Subrogation is an idea that's well-known in legal and insurance circles but sometimes not by the people who employ them. Even if it sounds complicated, it is to your advantage to understand the nuances of how it works. The more knowledgeable you are about it, the better decisions you can make about your insurance company.
Any insurance policy you own is a commitment that, if something bad happens to you, the insurer of the policy will make restitutions without unreasonable delay. If you get an injury on the job, your employer's workers compensation picks up the tab for medical services. Employment lawyers handle the details; you just get fixed up.

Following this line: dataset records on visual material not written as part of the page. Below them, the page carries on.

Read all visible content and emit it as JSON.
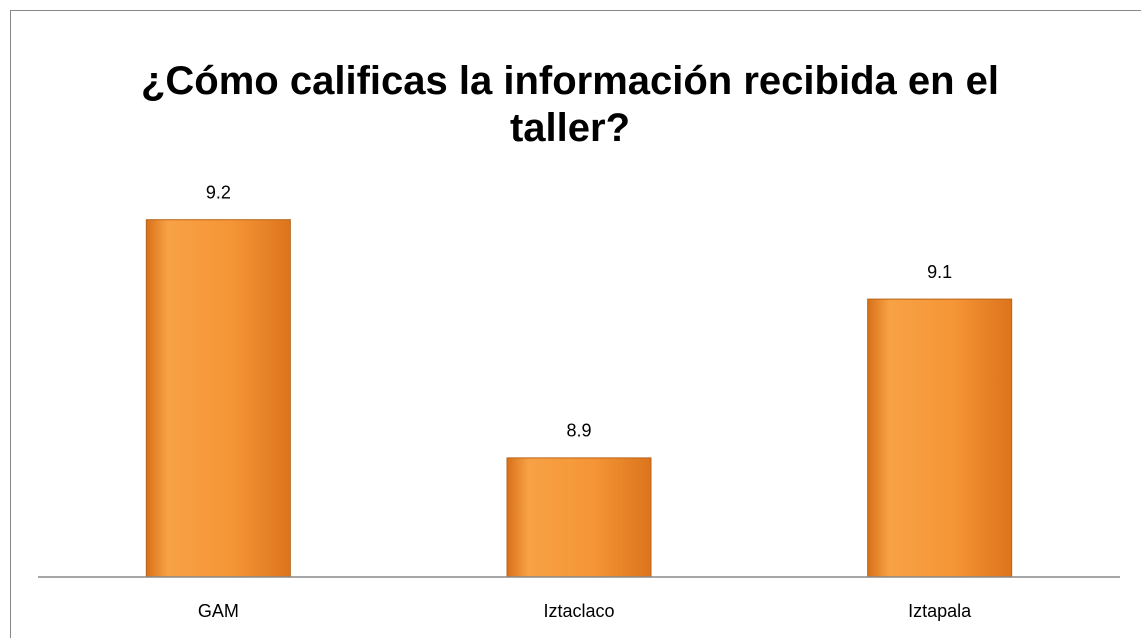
{
  "chart_data": {
    "type": "bar",
    "title": "¿Cómo calificas la información recibida en el taller?",
    "categories": [
      "GAM",
      "Iztaclaco",
      "Iztapala"
    ],
    "values": [
      9.2,
      8.9,
      9.1
    ],
    "color": "#f5922f",
    "ylim": [
      8.75,
      9.25
    ]
  }
}
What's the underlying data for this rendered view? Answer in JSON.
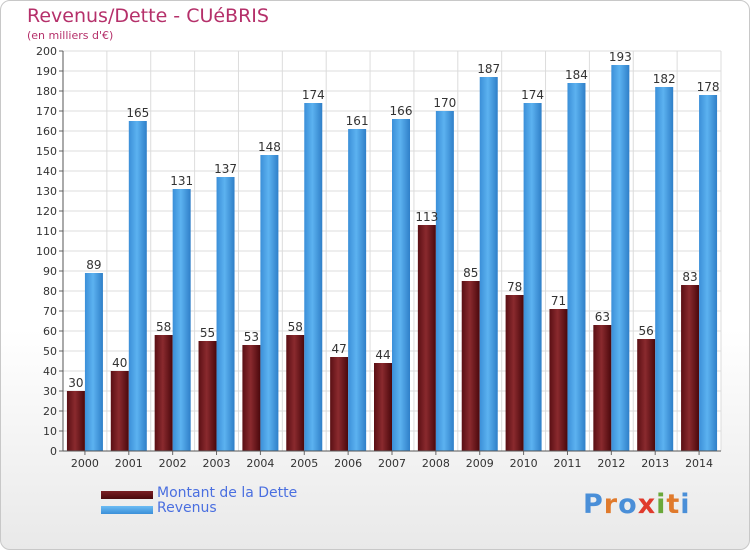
{
  "chart_data": {
    "type": "bar",
    "title": "Revenus/Dette - CUéBRIS",
    "subtitle": "(en milliers d'€)",
    "categories": [
      "2000",
      "2001",
      "2002",
      "2003",
      "2004",
      "2005",
      "2006",
      "2007",
      "2008",
      "2009",
      "2010",
      "2011",
      "2012",
      "2013",
      "2014"
    ],
    "series": [
      {
        "name": "Montant de la Dette",
        "color": "#7a1e23",
        "values": [
          30,
          40,
          58,
          55,
          53,
          58,
          47,
          44,
          113,
          85,
          78,
          71,
          63,
          56,
          83
        ]
      },
      {
        "name": "Revenus",
        "color": "#4aa3e8",
        "values": [
          89,
          165,
          131,
          137,
          148,
          174,
          161,
          166,
          170,
          187,
          174,
          184,
          193,
          182,
          178
        ]
      }
    ],
    "ylim": [
      0,
      200
    ],
    "ytick_step": 10,
    "grid": true,
    "legend_position": "bottom-left"
  },
  "branding": {
    "logo_text": "Proxiti",
    "letter_colors": [
      "#4a8fd8",
      "#e07a2c",
      "#4a8fd8",
      "#e03a2c",
      "#6aa83a",
      "#e07a2c",
      "#4a8fd8"
    ]
  }
}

But since figuring out who is financially responsible for services or repairs is sometimes a tedious, lengthy affair – and time spent waiting sometimes adds to the damage to the policyholder – insurance firms in many cases decide to pay up front and assign blame after the fact. They then need a path to get back the costs if, ultimately, they weren't actually in charge of the payout.
Can You Give an Example?
You head to the doctor's office with a gouged finger. You hand the receptionist your health insurance card and she records your policy information. You get stitched up and your insurance company gets an invoice for the medical care. But on the following day, when you arrive at your workplace – where the injury occurred – your boss hands you workers compensation forms to turn in. Your employer's workers comp policy is in fact responsible for the expenses, not your health insurance company. The latter has a right to recover its money somehow.
How Subrogation Works
This is where subrogation comes in. It is the process that an insurance company uses to claim payment after it has paid for something that should have been paid by some other entity. Some companies have in-house property damage lawyers and personal injury attorneys, or a department dedicated to subrogation; others contract with a law firm. Ordinarily, only you can sue for damages to your person or property. But under subrogation law, your insurance company is given some of your rights in exchange for having taken care of the damages. It can go after the money originally due to you, because it has covered the amount already.
Why Should I Care?
For one thing, if your insurance policy stipulated a deductible, it wasn't just your insurance company that had to pay. In a $10,000 accident with a $1,000 deductible, you have a stake in the outcome as well – to be precise, $1,000. If your insurance company is timid on any subrogation case it might not win, it might choose to recover its expenses by increasing your premiums. On the other hand, if it knows which cases it is owed and goes after them aggressively, it is acting both in its own interests and in yours. If all of the money is recovered, you will get your full thousand-dollar deductible back. If it recovers half (for instance, in a case where you are found one-half at fault), you'll typically get half your deductible back, based on the laws in most states.
Additionally, if the total cost of an accident is more than your maximum coverage amount, you could be in for a stiff bill. If your insurance company or its property damage lawyers, such as criminal law defense lawyer Portland OR, successfully press a subrogation case, it will recover your losses as well as its own.
All insurers are not the same. When shopping around, it's worth looking at the reputations of competing agencies to find out if they pursue winnable subrogation claims; if they resolve those claims with some expediency; if they keep their policyholders posted as the case continues; and if they then process successfully won reimbursements quickly so that you can get your losses back and move on with your life. If, instead, an insurance company has a record of paying out claims that aren't its responsibility and then protecting its profit margin by raising your premiums, you should keep looking.